Les couleurs pastel de Pothya, capitale de l’île de Kalymnos, rappelle qu’encore une fois les Italiens sont passés par là. Il est loin le temps ou les belles Ottomanes du Topkapi Sérail utilisaient les douces éponges de Kalymnos tandis que les guerriers du Sultan matelassaient leurs armures du précieux animal. Aujourd’hui cette pêche a pratiquement complètement disparu. Quelques éponges anémiques pendent aux devantures de quelques échoppes endormies tandis qu’un musée poussiéreux tente de faire revivre la grande aventure. Ce soir la ville s’anime car c’est le 1er mai, ici la fête des fleurs. Sur la place chants et danses folkloriques devant les autorités qui se congratulent à grand coup de serrage de mains et d’accolades, une activité pour laquelle deux popes ne sont pas en reste.
Leros c’est l’île d’Artemis. Voilà pour le coté poétique. Bien loin de la sœur d’Apollon, l’île est aussi connue par ses hôpitaux psychiatriques qui furent utilisés par les colonels pour incarcérer les opposants, artistes et intellectuels de tous bords. Lakki, une des baies les mieux abritées de Méditerranée, entourée de collines boisées de pinèdes, accueille Troll tout étonné d’y découvrir une mini-marina sympathique et bien équipée.

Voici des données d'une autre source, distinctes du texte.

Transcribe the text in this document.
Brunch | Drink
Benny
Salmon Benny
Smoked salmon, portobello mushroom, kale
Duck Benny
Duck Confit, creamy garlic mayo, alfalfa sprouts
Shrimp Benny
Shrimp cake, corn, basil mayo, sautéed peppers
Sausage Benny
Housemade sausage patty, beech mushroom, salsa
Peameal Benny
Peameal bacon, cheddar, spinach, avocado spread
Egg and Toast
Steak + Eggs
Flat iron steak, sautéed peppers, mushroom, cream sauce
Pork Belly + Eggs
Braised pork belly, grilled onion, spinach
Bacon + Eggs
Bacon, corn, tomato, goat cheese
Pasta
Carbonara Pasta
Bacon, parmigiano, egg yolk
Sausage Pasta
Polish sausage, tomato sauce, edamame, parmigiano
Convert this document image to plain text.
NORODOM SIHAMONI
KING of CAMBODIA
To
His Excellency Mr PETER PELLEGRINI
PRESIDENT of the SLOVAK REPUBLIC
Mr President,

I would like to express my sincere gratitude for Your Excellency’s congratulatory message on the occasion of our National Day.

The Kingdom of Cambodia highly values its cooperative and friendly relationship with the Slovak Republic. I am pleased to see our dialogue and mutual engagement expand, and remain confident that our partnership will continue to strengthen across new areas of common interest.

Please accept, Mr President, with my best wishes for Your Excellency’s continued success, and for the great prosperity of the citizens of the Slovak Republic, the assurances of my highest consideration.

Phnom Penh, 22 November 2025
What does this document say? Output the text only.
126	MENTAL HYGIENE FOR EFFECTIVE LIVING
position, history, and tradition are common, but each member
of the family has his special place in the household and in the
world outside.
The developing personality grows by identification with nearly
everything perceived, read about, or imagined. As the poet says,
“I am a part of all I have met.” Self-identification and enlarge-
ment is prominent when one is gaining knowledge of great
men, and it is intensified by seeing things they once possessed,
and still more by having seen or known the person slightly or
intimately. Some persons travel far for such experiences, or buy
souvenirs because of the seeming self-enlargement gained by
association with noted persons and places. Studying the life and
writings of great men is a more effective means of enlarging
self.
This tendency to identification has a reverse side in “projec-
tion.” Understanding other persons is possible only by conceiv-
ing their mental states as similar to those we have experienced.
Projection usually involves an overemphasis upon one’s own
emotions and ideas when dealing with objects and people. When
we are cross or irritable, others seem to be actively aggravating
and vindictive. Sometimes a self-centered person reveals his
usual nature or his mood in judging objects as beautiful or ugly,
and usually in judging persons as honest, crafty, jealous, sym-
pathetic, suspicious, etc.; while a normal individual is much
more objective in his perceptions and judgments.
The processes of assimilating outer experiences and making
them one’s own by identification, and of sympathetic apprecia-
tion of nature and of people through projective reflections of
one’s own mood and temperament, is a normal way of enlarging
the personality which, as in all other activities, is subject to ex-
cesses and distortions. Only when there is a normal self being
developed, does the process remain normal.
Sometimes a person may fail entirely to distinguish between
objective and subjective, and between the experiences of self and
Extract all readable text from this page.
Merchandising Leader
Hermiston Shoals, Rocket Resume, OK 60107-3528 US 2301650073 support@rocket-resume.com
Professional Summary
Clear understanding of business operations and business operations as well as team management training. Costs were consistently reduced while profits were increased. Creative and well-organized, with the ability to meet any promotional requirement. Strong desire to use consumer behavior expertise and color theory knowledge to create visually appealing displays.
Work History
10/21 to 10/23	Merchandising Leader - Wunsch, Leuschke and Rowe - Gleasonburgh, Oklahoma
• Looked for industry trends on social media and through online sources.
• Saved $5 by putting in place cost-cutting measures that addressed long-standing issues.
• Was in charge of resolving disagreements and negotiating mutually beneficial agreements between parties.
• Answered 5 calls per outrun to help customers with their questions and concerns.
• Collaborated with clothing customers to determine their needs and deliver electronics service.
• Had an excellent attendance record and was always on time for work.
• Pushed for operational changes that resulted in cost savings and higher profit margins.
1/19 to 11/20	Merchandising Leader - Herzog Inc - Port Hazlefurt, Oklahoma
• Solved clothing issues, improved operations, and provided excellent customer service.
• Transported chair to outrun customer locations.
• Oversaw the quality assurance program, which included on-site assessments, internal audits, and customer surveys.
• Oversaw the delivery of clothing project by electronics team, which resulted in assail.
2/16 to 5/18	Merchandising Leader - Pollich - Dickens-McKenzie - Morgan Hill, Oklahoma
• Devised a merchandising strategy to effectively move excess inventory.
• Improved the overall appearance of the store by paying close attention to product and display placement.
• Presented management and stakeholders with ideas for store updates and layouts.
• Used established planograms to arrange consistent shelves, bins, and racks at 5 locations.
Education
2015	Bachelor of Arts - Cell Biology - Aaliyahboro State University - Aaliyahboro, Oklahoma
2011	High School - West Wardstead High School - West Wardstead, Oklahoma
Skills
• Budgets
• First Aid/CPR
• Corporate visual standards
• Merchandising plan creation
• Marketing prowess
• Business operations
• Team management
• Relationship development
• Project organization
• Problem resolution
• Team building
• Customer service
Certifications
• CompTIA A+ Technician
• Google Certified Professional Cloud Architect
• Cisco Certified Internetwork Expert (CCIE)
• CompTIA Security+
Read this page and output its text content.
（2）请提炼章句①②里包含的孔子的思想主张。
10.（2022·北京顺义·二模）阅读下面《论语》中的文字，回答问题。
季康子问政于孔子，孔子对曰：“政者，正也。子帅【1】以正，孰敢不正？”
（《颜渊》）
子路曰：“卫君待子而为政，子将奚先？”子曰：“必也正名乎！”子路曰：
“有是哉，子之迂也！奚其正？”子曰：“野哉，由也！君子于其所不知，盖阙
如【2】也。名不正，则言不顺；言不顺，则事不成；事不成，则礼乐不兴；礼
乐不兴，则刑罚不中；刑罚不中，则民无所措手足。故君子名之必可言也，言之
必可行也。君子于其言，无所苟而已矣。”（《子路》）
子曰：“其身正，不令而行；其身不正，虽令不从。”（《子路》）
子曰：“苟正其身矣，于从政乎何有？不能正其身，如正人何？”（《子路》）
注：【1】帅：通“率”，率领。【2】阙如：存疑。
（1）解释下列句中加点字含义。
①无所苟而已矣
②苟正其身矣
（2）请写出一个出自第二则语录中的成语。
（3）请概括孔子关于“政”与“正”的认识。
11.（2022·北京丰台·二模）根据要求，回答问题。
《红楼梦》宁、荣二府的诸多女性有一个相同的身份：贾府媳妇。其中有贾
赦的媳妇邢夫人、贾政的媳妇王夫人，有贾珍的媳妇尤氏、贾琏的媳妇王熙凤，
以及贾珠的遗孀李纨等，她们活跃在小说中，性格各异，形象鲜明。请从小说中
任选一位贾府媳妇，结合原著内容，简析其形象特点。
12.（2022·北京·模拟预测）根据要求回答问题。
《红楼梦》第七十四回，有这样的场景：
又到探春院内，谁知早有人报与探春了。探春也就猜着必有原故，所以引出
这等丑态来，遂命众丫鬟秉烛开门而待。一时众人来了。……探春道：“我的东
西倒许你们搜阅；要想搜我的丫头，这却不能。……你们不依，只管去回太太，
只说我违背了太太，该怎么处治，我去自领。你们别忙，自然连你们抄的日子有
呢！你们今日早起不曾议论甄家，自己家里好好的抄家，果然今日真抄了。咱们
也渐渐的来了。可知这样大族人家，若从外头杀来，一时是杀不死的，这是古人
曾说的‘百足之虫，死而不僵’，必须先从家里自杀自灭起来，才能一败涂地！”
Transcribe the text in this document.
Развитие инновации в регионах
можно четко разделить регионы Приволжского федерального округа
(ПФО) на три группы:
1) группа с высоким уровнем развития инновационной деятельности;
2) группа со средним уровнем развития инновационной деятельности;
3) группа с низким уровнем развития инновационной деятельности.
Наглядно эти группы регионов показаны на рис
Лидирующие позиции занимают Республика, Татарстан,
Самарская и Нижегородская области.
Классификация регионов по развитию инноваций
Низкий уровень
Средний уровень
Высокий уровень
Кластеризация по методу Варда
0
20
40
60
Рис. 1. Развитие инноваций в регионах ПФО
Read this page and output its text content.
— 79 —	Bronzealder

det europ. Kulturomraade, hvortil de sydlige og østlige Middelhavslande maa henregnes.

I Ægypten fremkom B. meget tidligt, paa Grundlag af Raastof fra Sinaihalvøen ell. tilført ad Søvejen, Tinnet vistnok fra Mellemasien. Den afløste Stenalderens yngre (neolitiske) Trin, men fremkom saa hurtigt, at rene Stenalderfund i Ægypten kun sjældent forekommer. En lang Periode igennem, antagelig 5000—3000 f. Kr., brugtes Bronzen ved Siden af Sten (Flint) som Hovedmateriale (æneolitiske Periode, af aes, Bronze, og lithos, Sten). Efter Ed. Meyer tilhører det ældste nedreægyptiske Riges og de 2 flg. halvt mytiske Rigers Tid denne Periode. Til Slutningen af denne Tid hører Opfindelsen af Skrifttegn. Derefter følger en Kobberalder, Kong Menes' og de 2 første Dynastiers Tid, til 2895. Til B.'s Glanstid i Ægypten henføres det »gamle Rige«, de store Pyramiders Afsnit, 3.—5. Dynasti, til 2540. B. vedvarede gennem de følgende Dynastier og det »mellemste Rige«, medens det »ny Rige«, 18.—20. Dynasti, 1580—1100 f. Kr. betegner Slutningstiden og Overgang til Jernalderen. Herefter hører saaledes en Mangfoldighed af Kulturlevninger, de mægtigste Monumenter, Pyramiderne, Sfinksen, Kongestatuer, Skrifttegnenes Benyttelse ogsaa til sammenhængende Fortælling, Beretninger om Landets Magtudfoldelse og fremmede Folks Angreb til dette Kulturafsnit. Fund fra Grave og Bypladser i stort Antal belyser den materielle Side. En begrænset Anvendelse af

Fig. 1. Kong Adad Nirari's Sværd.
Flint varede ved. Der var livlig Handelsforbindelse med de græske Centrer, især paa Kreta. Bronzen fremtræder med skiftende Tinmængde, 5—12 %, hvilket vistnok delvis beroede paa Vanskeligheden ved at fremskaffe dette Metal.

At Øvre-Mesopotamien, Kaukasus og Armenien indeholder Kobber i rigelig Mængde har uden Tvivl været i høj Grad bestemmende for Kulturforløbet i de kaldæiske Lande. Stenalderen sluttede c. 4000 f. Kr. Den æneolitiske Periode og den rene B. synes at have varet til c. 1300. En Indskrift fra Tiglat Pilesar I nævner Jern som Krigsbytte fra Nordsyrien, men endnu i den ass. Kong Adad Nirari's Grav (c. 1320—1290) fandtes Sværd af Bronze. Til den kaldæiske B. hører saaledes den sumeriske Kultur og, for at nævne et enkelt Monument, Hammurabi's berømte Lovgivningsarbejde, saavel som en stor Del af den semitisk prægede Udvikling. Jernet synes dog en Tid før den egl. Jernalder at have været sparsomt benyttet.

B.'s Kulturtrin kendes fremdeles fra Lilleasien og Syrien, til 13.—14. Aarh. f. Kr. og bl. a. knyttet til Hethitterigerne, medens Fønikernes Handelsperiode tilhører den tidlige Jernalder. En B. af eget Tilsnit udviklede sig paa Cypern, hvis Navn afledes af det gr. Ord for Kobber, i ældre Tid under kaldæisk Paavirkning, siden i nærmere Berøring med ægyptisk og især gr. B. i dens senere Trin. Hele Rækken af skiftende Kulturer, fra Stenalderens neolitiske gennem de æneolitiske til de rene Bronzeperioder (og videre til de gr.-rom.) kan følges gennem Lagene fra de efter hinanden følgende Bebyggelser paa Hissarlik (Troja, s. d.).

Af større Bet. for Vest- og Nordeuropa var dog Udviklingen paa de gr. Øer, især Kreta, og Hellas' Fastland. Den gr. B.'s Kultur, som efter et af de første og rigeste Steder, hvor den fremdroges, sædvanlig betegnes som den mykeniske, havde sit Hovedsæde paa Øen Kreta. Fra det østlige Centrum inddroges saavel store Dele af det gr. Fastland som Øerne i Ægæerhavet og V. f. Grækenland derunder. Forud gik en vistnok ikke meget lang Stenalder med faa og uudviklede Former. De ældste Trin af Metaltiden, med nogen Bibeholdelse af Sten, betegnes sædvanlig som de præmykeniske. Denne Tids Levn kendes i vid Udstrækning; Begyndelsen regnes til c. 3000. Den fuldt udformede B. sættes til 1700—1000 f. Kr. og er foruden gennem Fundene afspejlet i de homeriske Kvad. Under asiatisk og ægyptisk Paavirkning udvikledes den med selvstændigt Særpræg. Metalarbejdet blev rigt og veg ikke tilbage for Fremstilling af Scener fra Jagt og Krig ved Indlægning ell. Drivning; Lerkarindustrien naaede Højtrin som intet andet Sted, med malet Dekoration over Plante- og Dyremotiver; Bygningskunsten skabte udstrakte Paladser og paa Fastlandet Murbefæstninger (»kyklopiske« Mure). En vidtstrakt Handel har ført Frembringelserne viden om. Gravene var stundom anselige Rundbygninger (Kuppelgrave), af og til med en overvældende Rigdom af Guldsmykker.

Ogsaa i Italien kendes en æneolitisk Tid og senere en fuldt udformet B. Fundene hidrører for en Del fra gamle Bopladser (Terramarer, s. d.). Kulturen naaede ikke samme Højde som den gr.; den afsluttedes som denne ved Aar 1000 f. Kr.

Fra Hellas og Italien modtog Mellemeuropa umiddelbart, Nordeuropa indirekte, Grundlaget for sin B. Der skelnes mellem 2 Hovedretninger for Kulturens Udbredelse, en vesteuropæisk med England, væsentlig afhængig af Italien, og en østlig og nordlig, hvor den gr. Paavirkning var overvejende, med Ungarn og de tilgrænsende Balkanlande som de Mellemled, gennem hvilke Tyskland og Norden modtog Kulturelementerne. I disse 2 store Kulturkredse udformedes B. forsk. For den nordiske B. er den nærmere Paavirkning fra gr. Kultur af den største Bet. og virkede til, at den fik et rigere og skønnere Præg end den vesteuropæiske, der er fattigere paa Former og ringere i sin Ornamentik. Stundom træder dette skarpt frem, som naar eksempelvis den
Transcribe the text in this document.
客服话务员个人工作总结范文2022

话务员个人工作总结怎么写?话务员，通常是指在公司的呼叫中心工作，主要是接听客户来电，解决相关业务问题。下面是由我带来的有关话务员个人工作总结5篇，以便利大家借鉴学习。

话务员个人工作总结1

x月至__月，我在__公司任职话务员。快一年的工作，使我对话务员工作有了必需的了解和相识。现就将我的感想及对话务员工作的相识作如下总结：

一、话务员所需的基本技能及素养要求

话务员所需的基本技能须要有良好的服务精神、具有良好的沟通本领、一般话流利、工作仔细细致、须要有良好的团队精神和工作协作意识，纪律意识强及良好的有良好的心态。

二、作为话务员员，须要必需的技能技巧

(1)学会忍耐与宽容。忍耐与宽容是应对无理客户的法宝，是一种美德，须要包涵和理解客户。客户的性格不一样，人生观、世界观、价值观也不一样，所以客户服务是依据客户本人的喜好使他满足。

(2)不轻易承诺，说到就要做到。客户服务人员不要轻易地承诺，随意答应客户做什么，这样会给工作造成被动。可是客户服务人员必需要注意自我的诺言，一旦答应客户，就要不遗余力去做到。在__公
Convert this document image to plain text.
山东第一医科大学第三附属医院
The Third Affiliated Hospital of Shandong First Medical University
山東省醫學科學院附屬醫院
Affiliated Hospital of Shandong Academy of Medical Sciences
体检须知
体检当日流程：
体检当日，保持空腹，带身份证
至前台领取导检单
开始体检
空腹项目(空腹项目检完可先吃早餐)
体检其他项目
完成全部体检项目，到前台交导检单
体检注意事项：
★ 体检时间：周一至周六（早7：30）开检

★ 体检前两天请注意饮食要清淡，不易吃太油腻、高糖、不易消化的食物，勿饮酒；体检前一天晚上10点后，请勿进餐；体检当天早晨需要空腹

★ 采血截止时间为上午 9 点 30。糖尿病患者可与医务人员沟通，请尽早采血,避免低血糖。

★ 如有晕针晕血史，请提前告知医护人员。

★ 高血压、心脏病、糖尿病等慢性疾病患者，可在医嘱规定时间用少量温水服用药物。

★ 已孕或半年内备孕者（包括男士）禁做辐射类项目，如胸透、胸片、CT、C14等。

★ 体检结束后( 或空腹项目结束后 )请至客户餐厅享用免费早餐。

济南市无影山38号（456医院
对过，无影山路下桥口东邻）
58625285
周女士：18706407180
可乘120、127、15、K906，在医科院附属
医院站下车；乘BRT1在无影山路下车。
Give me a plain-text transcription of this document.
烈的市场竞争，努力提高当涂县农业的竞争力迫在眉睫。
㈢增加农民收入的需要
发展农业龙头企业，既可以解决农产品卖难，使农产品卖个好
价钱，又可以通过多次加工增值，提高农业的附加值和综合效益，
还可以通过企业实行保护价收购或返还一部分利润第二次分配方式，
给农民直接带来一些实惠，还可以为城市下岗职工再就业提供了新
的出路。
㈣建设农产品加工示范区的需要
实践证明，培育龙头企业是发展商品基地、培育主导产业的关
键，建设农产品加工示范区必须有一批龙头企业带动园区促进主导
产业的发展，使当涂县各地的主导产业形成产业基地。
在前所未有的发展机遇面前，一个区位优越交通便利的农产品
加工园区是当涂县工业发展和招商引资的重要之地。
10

Une maison toute simple au milieu des treilles, des hordes de chats hauts sur pattes, deux pêcheurs attablés et une Maria pagnolesque qui règne sur son petit monde et fait visiter sa cuisine où mijotent ses spécialités qui sentent bon la Méditerranée : aubergines, courgettes, ragout de lapin. En ce milieu d’après-midi nous ferons honneur à du chou et des feuilles de vigne farcis arrosés d’un Retziné qui garantit un polissage trois triangles des fonctions digestives. Le DVD de Zorba le Grec complètera cette superbe journée et recevra du comité Troll la Palme d’Or 2009.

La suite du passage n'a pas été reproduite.